The YAML scenario runner is a thin pytest parametrize wrapper — dropping a new .yaml file in scenarios/ is all it takes to add a new test.

Prerequisites

  • [ ] kind, kubectl, helm, docker installed and on $PATH
  • [ ] Demo cluster running: make demo-cluster demo-operator demo-deploy
  • [ ] Python 3.11+ with pip

Run the suite

bash
# Bring up the demo cluster (idempotent — no-op if already running)
make demo-provision

# Run all e2e tests
make demo-e2e

# Or run directly with pytest
cd packages/operator/uat/e2e
pip install -e .
pytest -v

The cluster is not torn down after the suite — it stays up for faster iteration. Run make demo-down manually when you're done.
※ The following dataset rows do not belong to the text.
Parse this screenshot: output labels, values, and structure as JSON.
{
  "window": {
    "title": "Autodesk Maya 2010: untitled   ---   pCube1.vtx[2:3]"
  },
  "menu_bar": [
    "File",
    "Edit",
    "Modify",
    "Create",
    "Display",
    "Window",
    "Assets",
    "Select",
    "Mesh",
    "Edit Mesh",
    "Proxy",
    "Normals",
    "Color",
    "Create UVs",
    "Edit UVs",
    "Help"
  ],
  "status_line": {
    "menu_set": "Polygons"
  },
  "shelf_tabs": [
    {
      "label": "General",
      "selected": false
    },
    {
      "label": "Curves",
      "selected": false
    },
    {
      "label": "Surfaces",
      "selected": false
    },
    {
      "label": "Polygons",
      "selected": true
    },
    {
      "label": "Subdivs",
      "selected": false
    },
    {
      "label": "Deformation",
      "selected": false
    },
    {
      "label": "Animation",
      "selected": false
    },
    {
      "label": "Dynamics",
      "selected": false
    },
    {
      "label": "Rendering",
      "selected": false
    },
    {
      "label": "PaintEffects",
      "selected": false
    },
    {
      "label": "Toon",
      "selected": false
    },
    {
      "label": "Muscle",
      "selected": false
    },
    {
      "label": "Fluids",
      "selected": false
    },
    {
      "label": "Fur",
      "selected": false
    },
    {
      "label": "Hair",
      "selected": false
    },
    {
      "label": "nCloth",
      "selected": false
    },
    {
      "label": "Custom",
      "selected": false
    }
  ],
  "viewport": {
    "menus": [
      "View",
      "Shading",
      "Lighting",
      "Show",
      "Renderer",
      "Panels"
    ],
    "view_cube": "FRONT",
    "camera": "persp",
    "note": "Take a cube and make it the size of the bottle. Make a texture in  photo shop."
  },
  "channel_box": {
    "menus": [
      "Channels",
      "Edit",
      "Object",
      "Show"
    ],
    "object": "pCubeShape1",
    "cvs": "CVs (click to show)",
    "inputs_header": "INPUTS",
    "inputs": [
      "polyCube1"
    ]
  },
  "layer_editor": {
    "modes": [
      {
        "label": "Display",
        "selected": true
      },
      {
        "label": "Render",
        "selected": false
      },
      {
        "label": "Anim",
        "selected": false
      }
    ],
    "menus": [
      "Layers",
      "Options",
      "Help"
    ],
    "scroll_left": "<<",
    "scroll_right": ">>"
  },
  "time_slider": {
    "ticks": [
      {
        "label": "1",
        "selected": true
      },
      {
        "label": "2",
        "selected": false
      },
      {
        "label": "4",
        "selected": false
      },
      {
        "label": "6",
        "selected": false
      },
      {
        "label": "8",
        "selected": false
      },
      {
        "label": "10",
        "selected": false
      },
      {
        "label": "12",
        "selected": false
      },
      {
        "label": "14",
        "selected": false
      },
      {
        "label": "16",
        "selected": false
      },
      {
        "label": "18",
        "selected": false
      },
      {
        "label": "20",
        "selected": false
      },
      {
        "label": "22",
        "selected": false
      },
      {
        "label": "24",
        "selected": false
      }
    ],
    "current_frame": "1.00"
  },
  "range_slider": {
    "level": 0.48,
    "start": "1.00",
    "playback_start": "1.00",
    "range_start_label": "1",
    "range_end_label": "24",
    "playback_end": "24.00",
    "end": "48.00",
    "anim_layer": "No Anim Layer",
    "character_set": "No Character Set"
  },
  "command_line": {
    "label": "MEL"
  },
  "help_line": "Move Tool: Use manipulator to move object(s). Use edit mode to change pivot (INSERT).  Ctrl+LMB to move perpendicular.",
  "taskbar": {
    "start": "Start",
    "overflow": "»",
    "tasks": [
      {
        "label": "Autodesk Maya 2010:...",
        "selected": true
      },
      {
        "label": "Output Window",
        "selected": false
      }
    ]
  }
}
Run a single scenario or module

bash
cd packages/operator/uat/e2e

# Run one YAML scenario by stem name
pytest test_scenarios.py -v -k "01-proxy-passthrough"

# Run all scenarios
pytest test_scenarios.py -v

# Run gap-score assertions only
pytest test_gap_scores.py -v

# Run OPA enforce-mode test only
pytest test_opa_enforce.py -v

Directory layout

packages/operator/uat/e2e/
├── conftest.py              # cluster fixture, port-forward fixture, YAML loader
├── test_scenarios.py        # parametrized YAML runner
├── test_gap_scores.py       # /gap grade assertions for all 5 agents
├── test_opa_enforce.py      # enforce-mode 403 test (kubectl patch)
├── scenarios/
│   ├── 01-proxy-passthrough.yaml   # basic proxy passthrough, health check
│   ├── 02-audit-ring.yaml          # audit ring populated after /chat
│   ├── 03-header-reporting.yaml    # AgentSpecMiddleware sets X-AgentSpec-* headers
│   ├── 04-event-push.yaml          # SidecarClient pushes to /agentspec/events
│   └── 05-opa-track.yaml           # OPA track mode records decisions, never blocks
└── pyproject.toml           # pytest, httpx, pyyaml, pytest-asyncio

Demo cluster agents

AgentNamespaceGradeScoreProxy portControl port
gymcoachdemoA10040004001
trading-botdemoD5540024003
voice-assistantdemoC6040044005
fitness-trackerdemoA10040064007
research-agentdemoF2040084009

Grade is derived from score: A≥90, B≥75, C≥60, D≥45, F<45.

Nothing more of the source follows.